Q: I’ve been riding a Bianchi 1885 for a year now, very happily, but am looking to see if I can get more out of it. I know that a new wheelset is the best start, but which ones? I’m on Ventos at the moment; would I notice a big change going up to, for example, Zondas? Or should I keep saving for wheels at the scarily expensive end of the spectrum?
I was also thinking of getting a carbon seatpost. The problem here is that the 1885 seat-tube has a diameter of 31.4mm, and most posts I’ve looked at are either 27.2mm or 31.6mm. Is there any difference in ride quality using a much smaller post with a shim? I’d be very grateful for any advice you could give me.
A: If you’re anywhere between light to average weight, the Campagnolo Zonda wheels will provide a saving of 209g on your old Ventos, and the Easton Ascent lls are a very worthwhile 345g lighter. The Easton front wheel has 18 radial spokes and the rear has 24 laced to a rim with offset spoke holes to minimise the effect of dishing. The hubs have a lovely pewter anodised finish that gives a classy look, and the spoke nipples can be adjusted externally without having to remove the tyre and rim tape to get at them. The Ascent lls cost £430 a pair (Extra Tel: 01933 672170), while the Campagnolo Zondas cost £345 (www.chickencycles.co.uk).
With regards to the seat problem, a carbon seatpost will have the benefit of firstly shaving a little weight off your bike (providing it’s a quality carbon post and not one that’s merely carbon-clad aluminium). Look at posts by brands such as USE, Easton, FSA (amongst others) and secondly, the gain in flex of carbon over aluminium, although slight, does add comfort in this crucial area. Cost-wise, a quality carbon post will set you back around £70, and for this money, in our opinion, greater performance gains would be found in a better set of tyres; Sizewise, yes, Bianchi do things a little differently and 31.4mm isn’t that commonly used; if you went down the standard 27.2mm route, shims are available to bring it up to size from USE.

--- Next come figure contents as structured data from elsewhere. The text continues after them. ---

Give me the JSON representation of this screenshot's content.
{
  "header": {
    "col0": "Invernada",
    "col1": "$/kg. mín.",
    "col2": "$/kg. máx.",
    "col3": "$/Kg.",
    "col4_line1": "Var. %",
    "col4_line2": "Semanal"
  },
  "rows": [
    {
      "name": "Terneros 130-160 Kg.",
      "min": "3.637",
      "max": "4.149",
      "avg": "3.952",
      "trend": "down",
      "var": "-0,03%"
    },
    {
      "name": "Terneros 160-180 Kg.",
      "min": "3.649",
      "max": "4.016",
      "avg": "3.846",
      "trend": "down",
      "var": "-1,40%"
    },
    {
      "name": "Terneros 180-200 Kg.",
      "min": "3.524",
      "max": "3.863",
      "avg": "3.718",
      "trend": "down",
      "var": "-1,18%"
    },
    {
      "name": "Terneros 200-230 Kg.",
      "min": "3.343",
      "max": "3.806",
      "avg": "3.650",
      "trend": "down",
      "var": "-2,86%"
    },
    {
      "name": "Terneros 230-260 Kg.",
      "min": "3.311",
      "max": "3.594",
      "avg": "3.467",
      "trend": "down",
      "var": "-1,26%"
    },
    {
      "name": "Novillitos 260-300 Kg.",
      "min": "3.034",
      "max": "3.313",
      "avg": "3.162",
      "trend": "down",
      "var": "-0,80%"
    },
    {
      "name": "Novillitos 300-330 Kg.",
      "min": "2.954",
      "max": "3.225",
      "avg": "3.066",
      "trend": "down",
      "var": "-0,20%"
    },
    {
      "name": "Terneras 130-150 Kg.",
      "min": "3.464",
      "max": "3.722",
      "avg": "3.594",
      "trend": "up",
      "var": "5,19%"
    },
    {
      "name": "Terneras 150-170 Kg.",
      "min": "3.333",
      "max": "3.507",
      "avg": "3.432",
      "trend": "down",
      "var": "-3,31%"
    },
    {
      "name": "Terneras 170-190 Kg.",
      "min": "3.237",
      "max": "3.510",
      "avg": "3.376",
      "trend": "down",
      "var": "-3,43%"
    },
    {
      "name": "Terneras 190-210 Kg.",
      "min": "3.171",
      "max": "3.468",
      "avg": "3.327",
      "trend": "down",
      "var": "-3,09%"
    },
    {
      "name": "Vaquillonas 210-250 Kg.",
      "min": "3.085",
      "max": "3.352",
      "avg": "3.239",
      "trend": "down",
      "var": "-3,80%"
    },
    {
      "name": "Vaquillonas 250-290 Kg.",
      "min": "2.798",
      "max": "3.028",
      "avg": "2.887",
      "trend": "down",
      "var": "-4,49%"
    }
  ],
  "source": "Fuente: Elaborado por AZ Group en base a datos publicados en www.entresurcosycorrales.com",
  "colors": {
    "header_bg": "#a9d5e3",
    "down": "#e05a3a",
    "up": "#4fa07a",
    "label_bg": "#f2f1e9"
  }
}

In use you may well get a bit more flex in the post (depending how much is exposed above the seat collar) which will be fine, perhaps even a little more comfy. On high-spec bikes Bianchi’s Selcof carbon posts are used. You could try Selcof’s distributors www.chickencycles.co.uk to see if they have any available. I had exactly the same problem with a carbon Bianchi mountain bike about a year ago and I sourced one from USE. Their Alien Cyclops carbon seatpost was available in 31.4mm in limited numbers for £75. At just 165g the head is tricky to fit at first, but has now seen over a year’s worth of mountain bike abuse and is still like new.